Guacamole (stack: network-guacamole, compose 6)

Remote desktop gateway at guac.carr-family.org. v1.6.0 + guacd + postgresql:15 (host port 5434).

CloudBeaver (stack: network-cloudbeaver, compose 31)

DB viewer at db.carr-family.org (lan-only). Workspace: /mnt/tank/appdata/cloudbeaver/workspace.

DB Connections:

Name Host Port User DB
authentik 192.168.2.82 5433 authentik authentik
guacamole 192.168.2.82 5434 guacamole guacamole
nextcloud 192.168.2.105 5432 nextcloud nextcloud
paperless 192.168.2.105 5433 paperless paperless
linkwarden 192.168.2.105 5434 postgres postgres
immich 192.168.2.105 5435 immich immich
litellm 192.168.2.83 5433 litellm litellm

Postgres ports are exposed host-mode on each node's LAN IP.
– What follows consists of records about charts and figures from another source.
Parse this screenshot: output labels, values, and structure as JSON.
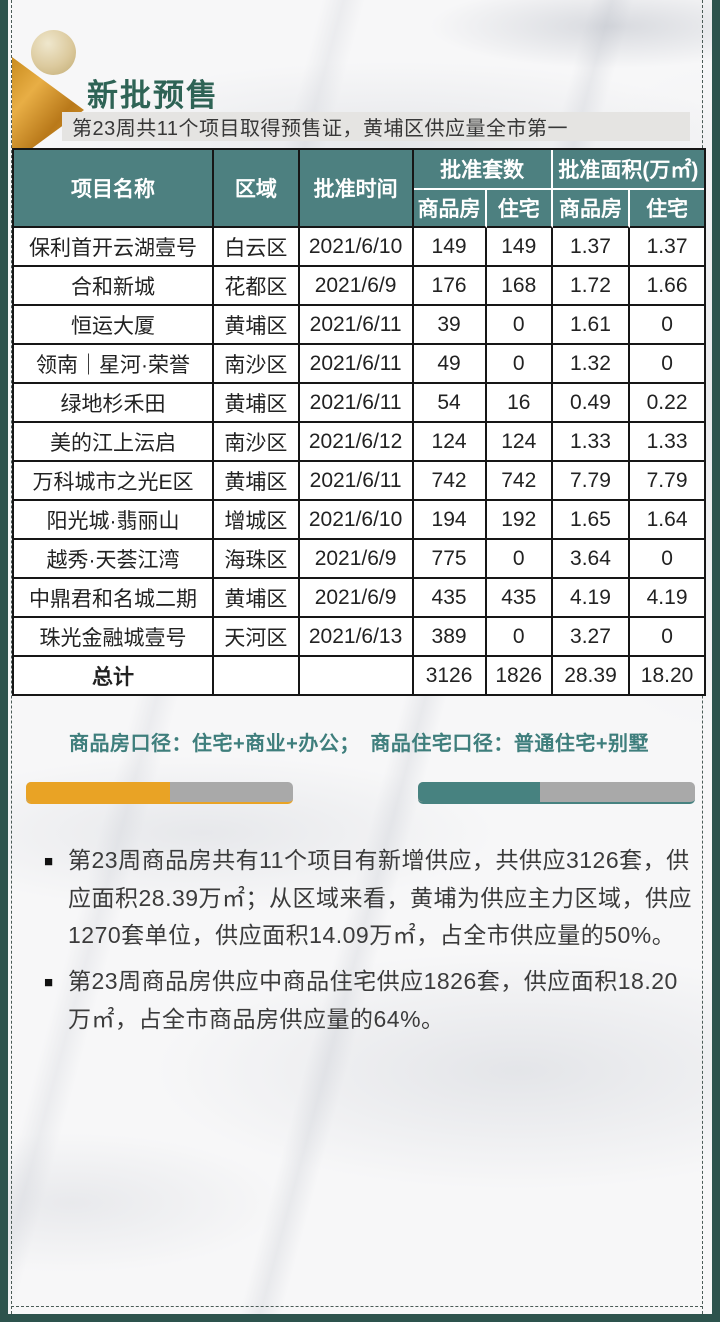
{
  "header": {
    "title": "新批预售",
    "subtitle": "第23周共11个项目取得预售证，黄埔区供应量全市第一"
  },
  "table": {
    "headers": {
      "project": "项目名称",
      "district": "区域",
      "approval_date": "批准时间",
      "units_group": "批准套数",
      "area_group": "批准面积(万㎡)",
      "sub_commodity": "商品房",
      "sub_residential": "住宅"
    },
    "rows": [
      {
        "project": "保利首开云湖壹号",
        "district": "白云区",
        "date": "2021/6/10",
        "units_commodity": "149",
        "units_residential": "149",
        "area_commodity": "1.37",
        "area_residential": "1.37"
      },
      {
        "project": "合和新城",
        "district": "花都区",
        "date": "2021/6/9",
        "units_commodity": "176",
        "units_residential": "168",
        "area_commodity": "1.72",
        "area_residential": "1.66"
      },
      {
        "project": "恒运大厦",
        "district": "黄埔区",
        "date": "2021/6/11",
        "units_commodity": "39",
        "units_residential": "0",
        "area_commodity": "1.61",
        "area_residential": "0"
      },
      {
        "project": "领南｜星河·荣誉",
        "district": "南沙区",
        "date": "2021/6/11",
        "units_commodity": "49",
        "units_residential": "0",
        "area_commodity": "1.32",
        "area_residential": "0"
      },
      {
        "project": "绿地杉禾田",
        "district": "黄埔区",
        "date": "2021/6/11",
        "units_commodity": "54",
        "units_residential": "16",
        "area_commodity": "0.49",
        "area_residential": "0.22"
      },
      {
        "project": "美的江上沄启",
        "district": "南沙区",
        "date": "2021/6/12",
        "units_commodity": "124",
        "units_residential": "124",
        "area_commodity": "1.33",
        "area_residential": "1.33"
      },
      {
        "project": "万科城市之光E区",
        "district": "黄埔区",
        "date": "2021/6/11",
        "units_commodity": "742",
        "units_residential": "742",
        "area_commodity": "7.79",
        "area_residential": "7.79"
      },
      {
        "project": "阳光城·翡丽山",
        "district": "增城区",
        "date": "2021/6/10",
        "units_commodity": "194",
        "units_residential": "192",
        "area_commodity": "1.65",
        "area_residential": "1.64"
      },
      {
        "project": "越秀·天荟江湾",
        "district": "海珠区",
        "date": "2021/6/9",
        "units_commodity": "775",
        "units_residential": "0",
        "area_commodity": "3.64",
        "area_residential": "0"
      },
      {
        "project": "中鼎君和名城二期",
        "district": "黄埔区",
        "date": "2021/6/9",
        "units_commodity": "435",
        "units_residential": "435",
        "area_commodity": "4.19",
        "area_residential": "4.19"
      },
      {
        "project": "珠光金融城壹号",
        "district": "天河区",
        "date": "2021/6/13",
        "units_commodity": "389",
        "units_residential": "0",
        "area_commodity": "3.27",
        "area_residential": "0"
      }
    ],
    "total": {
      "label": "总计",
      "units_commodity": "3126",
      "units_residential": "1826",
      "area_commodity": "28.39",
      "area_residential": "18.20"
    }
  },
  "note": "商品房口径：住宅+商业+办公；　商品住宅口径：普通住宅+别墅",
  "bars": {
    "left": {
      "color": "#e9a325",
      "fill_pct": 54
    },
    "right": {
      "color": "#478280",
      "fill_pct": 44
    },
    "track_color": "#a9a9a9"
  },
  "bullets": {
    "marker": "■",
    "items": [
      "第23周商品房共有11个项目有新增供应，共供应3126套，供应面积28.39万㎡；从区域来看，黄埔为供应主力区域，供应1270套单位，供应面积14.09万㎡，占全市供应量的50%。",
      "第23周商品房供应中商品住宅供应1826套，供应面积18.20万㎡，占全市商品房供应量的64%。"
    ]
  },
  "colors": {
    "frame_teal": "#2d534d",
    "header_teal": "#4d8080",
    "title_green": "#2e6355",
    "note_teal": "#3e7e7c",
    "accent_orange": "#e9a325",
    "accent_bar_teal": "#478280",
    "accent_gray": "#a9a9a9"
  }
}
Watchtower (stack: watchtower)

Automatic image updates daily at 04:00 AM (0 0 4 * * * — cron6 format).

  • Mode: Global (one instance per node — covers Swarm services and standalone containers)
  • Config: WATCHTOWER_CLEANUP=true, WATCHTOWER_ROLLING_RESTART=true, DOCKER_API_VERSION=1.40
  • Compose: /mnt/tank/appdata/watchtower/docker-compose.yml
  • Notifications: Disabled (was spamming emails — removed 2026-06-12)

Excluded containers (incompatible with rolling restart — network_mode: "service:..." dependency):

  • gluetun-proton and qbittorrent-vpn — label com.centurylinklabs.watchtower.enable=false

Dozzle (stack: dozzel, compose 25)

Live container log viewer at dozzle.carr-family.org. Global mode — runs on all 4 worker nodes (not PCT 108).